Rate of Rise is how fast the bean temperature is climbing at any point in the roast, shown as degrees per minute. Watching it in real time lets you see if the roast is on track - a steady, gently declining RoR is usually a good sign. A sudden crash or spike means something needs adjusting.

What is Rate of Rise (RoR) in coffee roasting?

Rate of Rise measures how quickly bean temperature is increasing at any given moment during the roast, expressed in degrees per minute. It gives you a live picture of the roast's momentum - one of the most useful tools for understanding what's actually happening inside the drum, rather than just reacting to temperature readings.
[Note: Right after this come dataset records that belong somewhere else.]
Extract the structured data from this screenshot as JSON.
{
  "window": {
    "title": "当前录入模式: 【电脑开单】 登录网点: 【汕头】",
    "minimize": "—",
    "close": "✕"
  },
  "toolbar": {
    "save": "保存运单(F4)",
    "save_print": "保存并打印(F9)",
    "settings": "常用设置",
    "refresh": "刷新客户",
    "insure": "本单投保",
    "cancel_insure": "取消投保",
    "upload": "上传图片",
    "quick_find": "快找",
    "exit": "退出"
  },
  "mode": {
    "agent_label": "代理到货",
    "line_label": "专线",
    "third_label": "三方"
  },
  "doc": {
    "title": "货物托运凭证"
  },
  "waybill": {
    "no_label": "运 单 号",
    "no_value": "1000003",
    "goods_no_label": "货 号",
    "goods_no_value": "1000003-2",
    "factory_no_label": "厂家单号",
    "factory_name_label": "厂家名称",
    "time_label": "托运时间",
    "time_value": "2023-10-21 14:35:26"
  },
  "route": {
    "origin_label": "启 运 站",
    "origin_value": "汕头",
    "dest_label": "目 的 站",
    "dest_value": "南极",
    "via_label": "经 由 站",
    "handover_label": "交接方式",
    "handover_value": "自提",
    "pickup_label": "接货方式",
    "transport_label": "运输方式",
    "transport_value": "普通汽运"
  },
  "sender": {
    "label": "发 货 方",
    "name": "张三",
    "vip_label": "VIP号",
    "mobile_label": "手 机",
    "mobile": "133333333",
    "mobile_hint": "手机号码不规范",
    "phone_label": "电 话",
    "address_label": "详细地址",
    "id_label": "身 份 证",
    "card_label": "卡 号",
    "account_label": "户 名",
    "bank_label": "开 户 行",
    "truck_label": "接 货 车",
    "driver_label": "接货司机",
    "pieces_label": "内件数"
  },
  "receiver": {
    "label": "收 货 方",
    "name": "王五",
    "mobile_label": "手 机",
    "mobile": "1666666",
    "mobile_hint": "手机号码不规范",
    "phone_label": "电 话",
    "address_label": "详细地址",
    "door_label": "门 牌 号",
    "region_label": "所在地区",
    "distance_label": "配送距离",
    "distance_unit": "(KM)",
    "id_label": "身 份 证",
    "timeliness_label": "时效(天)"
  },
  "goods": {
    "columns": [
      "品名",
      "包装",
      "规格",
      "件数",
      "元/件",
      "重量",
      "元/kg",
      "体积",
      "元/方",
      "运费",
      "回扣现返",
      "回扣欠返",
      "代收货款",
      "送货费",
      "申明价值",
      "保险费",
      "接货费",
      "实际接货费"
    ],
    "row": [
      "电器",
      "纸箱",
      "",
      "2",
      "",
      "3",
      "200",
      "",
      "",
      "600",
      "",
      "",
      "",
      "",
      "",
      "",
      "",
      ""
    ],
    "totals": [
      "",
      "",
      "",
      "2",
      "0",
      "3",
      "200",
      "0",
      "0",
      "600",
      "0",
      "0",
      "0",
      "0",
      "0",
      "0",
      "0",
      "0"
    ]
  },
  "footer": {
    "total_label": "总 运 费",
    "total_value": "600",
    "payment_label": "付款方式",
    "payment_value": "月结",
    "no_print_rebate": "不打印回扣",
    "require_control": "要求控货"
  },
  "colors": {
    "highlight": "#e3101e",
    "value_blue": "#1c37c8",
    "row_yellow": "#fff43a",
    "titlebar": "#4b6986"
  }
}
The pattern most associated with well-developed specialty roasts is a declining RoR: starting relatively high after the turning point and decreasing steadily as the roast progresses. That steady deceleration is generally linked to even, thorough development. A sharp RoR crash - where the rate drops suddenly towards zero - is one of the primary causes of baked coffee. A sudden spike at the wrong moment can push the roast too hard, too fast.

Most modern roast logging software - Cropster, Artisan, RoasTime - plots RoR in real time alongside bean temperature. Learning to read that curve, and to anticipate where it's heading rather than just reacting to where it is, is one of the clearest markers of deliberate roasting versus reactive roasting.